In so far as I have a personal opinion about the "Fall of Rome", of course I'm not "for" something that destroyed not only our infrastructure, but decimated our people. However, I would feel the same way if I were not Italian, contrary to what you are implying. My opinion, academic as well as personal, is, as I have said again and again, the fact that I am always "for" the civilized "core" against the incursions of the less "civilized" peripheral peoples.

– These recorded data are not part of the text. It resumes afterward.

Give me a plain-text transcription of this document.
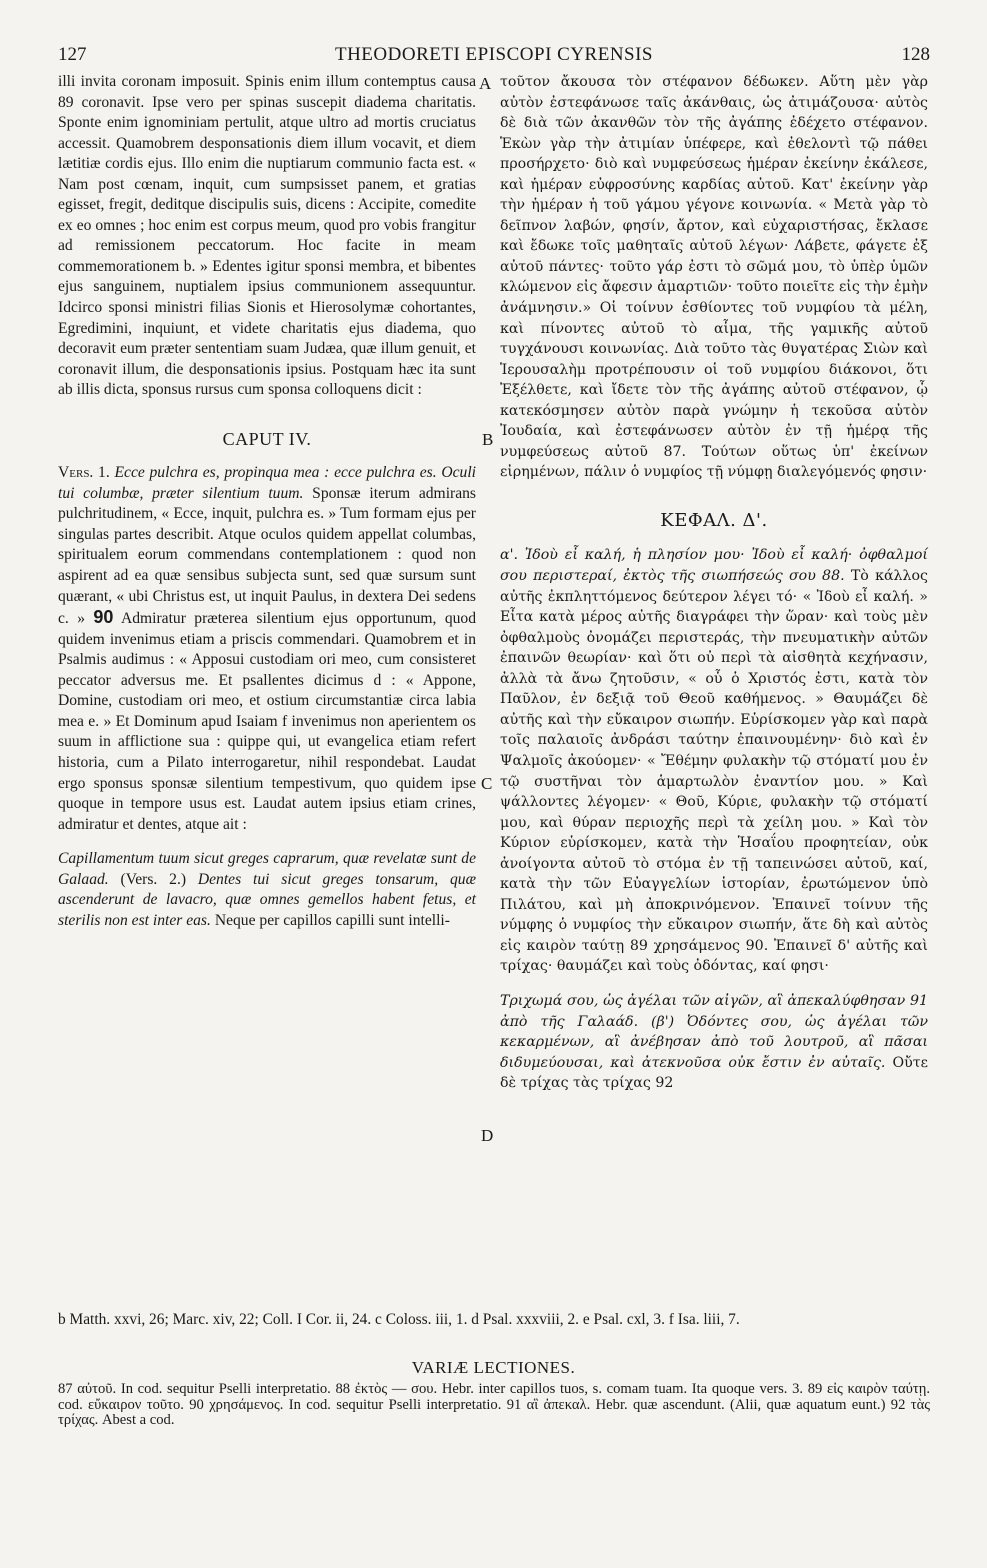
127	THEODORETI EPISCOPI CYRENSIS	128
A
B
C
D

illi invita coronam imposuit. Spinis enim illum contemptus causa 89 coronavit. Ipse vero per spinas suscepit diadema charitatis. Sponte enim ignominiam pertulit, atque ultro ad mortis cruciatus accessit. Quamobrem desponsationis diem illum vocavit, et diem lætitiæ cordis ejus. Illo enim die nuptiarum communio facta est. « Nam post cœnam, inquit, cum sumpsisset panem, et gratias egisset, fregit, deditque discipulis suis, dicens : Accipite, comedite ex eo omnes ; hoc enim est corpus meum, quod pro vobis frangitur ad remissionem peccatorum. Hoc facite in meam commemorationem b. » Edentes igitur sponsi membra, et bibentes ejus sanguinem, nuptialem ipsius communionem assequuntur. Idcirco sponsi ministri filias Sionis et Hierosolymæ cohortantes, Egredimini, inquiunt, et videte charitatis ejus diadema, quo decoravit eum præter sententiam suam Judæa, quæ illum genuit, et coronavit illum, die desponsationis ipsius. Postquam hæc ita sunt ab illis dicta, sponsus rursus cum sponsa colloquens dicit :

CAPUT IV.

Vers. 1. Ecce pulchra es, propinqua mea : ecce pulchra es. Oculi tui columbæ, præter silentium tuum. Sponsæ iterum admirans pulchritudinem, « Ecce, inquit, pulchra es. » Tum formam ejus per singulas partes describit. Atque oculos quidem appellat columbas, spiritualem eorum commendans contemplationem : quod non aspirent ad ea quæ sensibus subjecta sunt, sed quæ sursum sunt quærant, « ubi Christus est, ut inquit Paulus, in dextera Dei sedens c. » 90 Admiratur præterea silentium ejus opportunum, quod quidem invenimus etiam a priscis commendari. Quamobrem et in Psalmis audimus : « Apposui custodiam ori meo, cum consisteret peccator adversus me. Et psallentes dicimus d : « Appone, Domine, custodiam ori meo, et ostium circumstantiæ circa labia mea e. » Et Dominum apud Isaiam f invenimus non aperientem os suum in afflictione sua : quippe qui, ut evangelica etiam refert historia, cum a Pilato interrogaretur, nihil respondebat. Laudat ergo sponsus sponsæ silentium tempestivum, quo quidem ipse quoque in tempore usus est. Laudat autem ipsius etiam crines, admiratur et dentes, atque ait :

Capillamentum tuum sicut greges caprarum, quæ revelatæ sunt de Galaad. (Vers. 2.) Dentes tui sicut greges tonsarum, quæ ascenderunt de lavacro, quæ omnes gemellos habent fetus, et sterilis non est inter eas. Neque per capillos capilli sunt intelli-

τοῦτον ἄκουσα τὸν στέφανον δέδωκεν. Αὕτη μὲν γὰρ αὐτὸν ἐστεφάνωσε ταῖς ἀκάνθαις, ὡς ἀτιμάζουσα· αὐτὸς δὲ διὰ τῶν ἀκανθῶν τὸν τῆς ἀγάπης ἐδέχετο στέφανον. Ἑκὼν γὰρ τὴν ἀτιμίαν ὑπέφερε, καὶ ἐθελοντὶ τῷ πάθει προσήρχετο· διὸ καὶ νυμφεύσεως ἡμέραν ἐκείνην ἐκάλεσε, καὶ ἡμέραν εὐφροσύνης καρδίας αὐτοῦ. Κατ' ἐκείνην γὰρ τὴν ἡμέραν ἡ τοῦ γάμου γέγονε κοινωνία. « Μετὰ γὰρ τὸ δεῖπνον λαβών, φησίν, ἄρτον, καὶ εὐχαριστήσας, ἔκλασε καὶ ἔδωκε τοῖς μαθηταῖς αὐτοῦ λέγων· Λάβετε, φάγετε ἐξ αὐτοῦ πάντες· τοῦτο γάρ ἐστι τὸ σῶμά μου, τὸ ὑπὲρ ὑμῶν κλώμενον εἰς ἄφεσιν ἁμαρτιῶν· τοῦτο ποιεῖτε εἰς τὴν ἐμὴν ἀνάμνησιν.» Οἱ τοίνυν ἐσθίοντες τοῦ νυμφίου τὰ μέλη, καὶ πίνοντες αὐτοῦ τὸ αἷμα, τῆς γαμικῆς αὐτοῦ τυγχάνουσι κοινωνίας. Διὰ τοῦτο τὰς θυγατέρας Σιὼν καὶ Ἱερουσαλὴμ προτρέπουσιν οἱ τοῦ νυμφίου διάκονοι, ὅτι Ἐξέλθετε, καὶ ἴδετε τὸν τῆς ἀγάπης αὐτοῦ στέφανον, ᾧ κατεκόσμησεν αὐτὸν παρὰ γνώμην ἡ τεκοῦσα αὐτὸν Ἰουδαία, καὶ ἐστεφάνωσεν αὐτὸν ἐν τῇ ἡμέρᾳ τῆς νυμφεύσεως αὐτοῦ 87. Τούτων οὕτως ὑπ' ἐκείνων εἰρημένων, πάλιν ὁ νυμφίος τῇ νύμφῃ διαλεγόμενός φησιν·

ΚΕΦΑΛ. Δ'.

α'. Ἰδοὺ εἶ καλή, ἡ πλησίον μου· Ἰδοὺ εἶ καλή· ὀφθαλμοί σου περιστεραί, ἐκτὸς τῆς σιωπήσεώς σου 88. Τὸ κάλλος αὐτῆς ἐκπληττόμενος δεύτερον λέγει τό· « Ἰδοὺ εἶ καλή. » Εἶτα κατὰ μέρος αὐτῆς διαγράφει τὴν ὥραν· καὶ τοὺς μὲν ὀφθαλμοὺς ὀνομάζει περιστεράς, τὴν πνευματικὴν αὐτῶν ἐπαινῶν θεωρίαν· καὶ ὅτι οὐ περὶ τὰ αἰσθητὰ κεχήνασιν, ἀλλὰ τὰ ἄνω ζητοῦσιν, « οὗ ὁ Χριστός ἐστι, κατὰ τὸν Παῦλον, ἐν δεξιᾷ τοῦ Θεοῦ καθήμενος. » Θαυμάζει δὲ αὐτῆς καὶ τὴν εὔκαιρον σιωπήν. Εὑρίσκομεν γὰρ καὶ παρὰ τοῖς παλαιοῖς ἀνδράσι ταύτην ἐπαινουμένην· διὸ καὶ ἐν Ψαλμοῖς ἀκούομεν· « Ἔθέμην φυλακὴν τῷ στόματί μου ἐν τῷ συστῆναι τὸν ἁμαρτωλὸν ἐναντίον μου. » Καὶ ψάλλοντες λέγομεν· « Θοῦ, Κύριε, φυλακὴν τῷ στόματί μου, καὶ θύραν περιοχῆς περὶ τὰ χείλη μου. » Καὶ τὸν Κύριον εὑρίσκομεν, κατὰ τὴν Ἡσαΐου προφητείαν, οὐκ ἀνοίγοντα αὐτοῦ τὸ στόμα ἐν τῇ ταπεινώσει αὐτοῦ, καί, κατὰ τὴν τῶν Εὐαγγελίων ἱστορίαν, ἐρωτώμενον ὑπὸ Πιλάτου, καὶ μὴ ἀποκρινόμενον. Ἐπαινεῖ τοίνυν τῆς νύμφης ὁ νυμφίος τὴν εὔκαιρον σιωπήν, ἅτε δὴ καὶ αὐτὸς εἰς καιρὸν ταύτῃ 89 χρησάμενος 90. Ἐπαινεῖ δ' αὐτῆς καὶ τρίχας· θαυμάζει καὶ τοὺς ὀδόντας, καί φησι·

Τριχωμά σου, ὡς ἀγέλαι τῶν αἰγῶν, αἳ ἀπεκαλύφθησαν 91 ἀπὸ τῆς Γαλαάδ. (β') Ὀδόντες σου, ὡς ἀγέλαι τῶν κεκαρμένων, αἳ ἀνέβησαν ἀπὸ τοῦ λουτροῦ, αἳ πᾶσαι διδυμεύουσαι, καὶ ἀτεκνοῦσα οὐκ ἔστιν ἐν αὐταῖς. Οὔτε δὲ τρίχας τὰς τρίχας 92

b Matth. xxvi, 26; Marc. xiv, 22; Coll. I Cor. ii, 24. c Coloss. iii, 1. d Psal. xxxviii, 2. e Psal. cxl, 3. f Isa. liii, 7.
VARIÆ LECTIONES.
87 αὐτοῦ. In cod. sequitur Pselli interpretatio. 88 ἐκτὸς — σου. Hebr. inter capillos tuos, s. comam tuam. Ita quoque vers. 3. 89 εἰς καιρὸν ταύτῃ. cod. εὔκαιρον τοῦτο. 90 χρησάμενος. In cod. sequitur Pselli interpretatio. 91 αἳ ἀπεκαλ. Hebr. quæ ascendunt. (Alii, quæ aquatum eunt.) 92 τὰς τρίχας. Abest a cod.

Frankly, I don't know how anyone not blinded by "ethnic" feeling and bias could think otherwise. How could one think it's a good thing for humanity as a whole to have all our carefully acquired technology and culture, built up over thousands of years, including literacy, be lost, and to be plunged into a "Dark Ages" of hundreds if not thousands of years, where we have to climb our way back up all over again, be something to be applauded. My attitude is the same whether we're talking about the Han Chinese, or the Indians, or certain cultures in Africa and South America. It has nothing to do with my personal ethnicity. I know it seems to be the cycle of human history, but I don't have to like it. For goodness sakes' both sides of my family are from Ligure areas. The Romans killed the Ligures, enslaved them, exiled them. Only some survived. I don't bear grudges, and not just because I'm also descended from the invaders. It's because the Ligures chose the wrong side, imo. They were much better after their incorporation into the Roman world than they were before.
Honestly, when I go through this over and over again, I am constantly amazed that so many people in this hobby think these are novel opinions, only held by Italians or other Southern Europeans. People, you have to read some of the thousands of books and papers written on the subject in English, books and the ideas from them to which I was introduced in AMERICAN universities, by AMERICANS of primarily Northern European ancestry.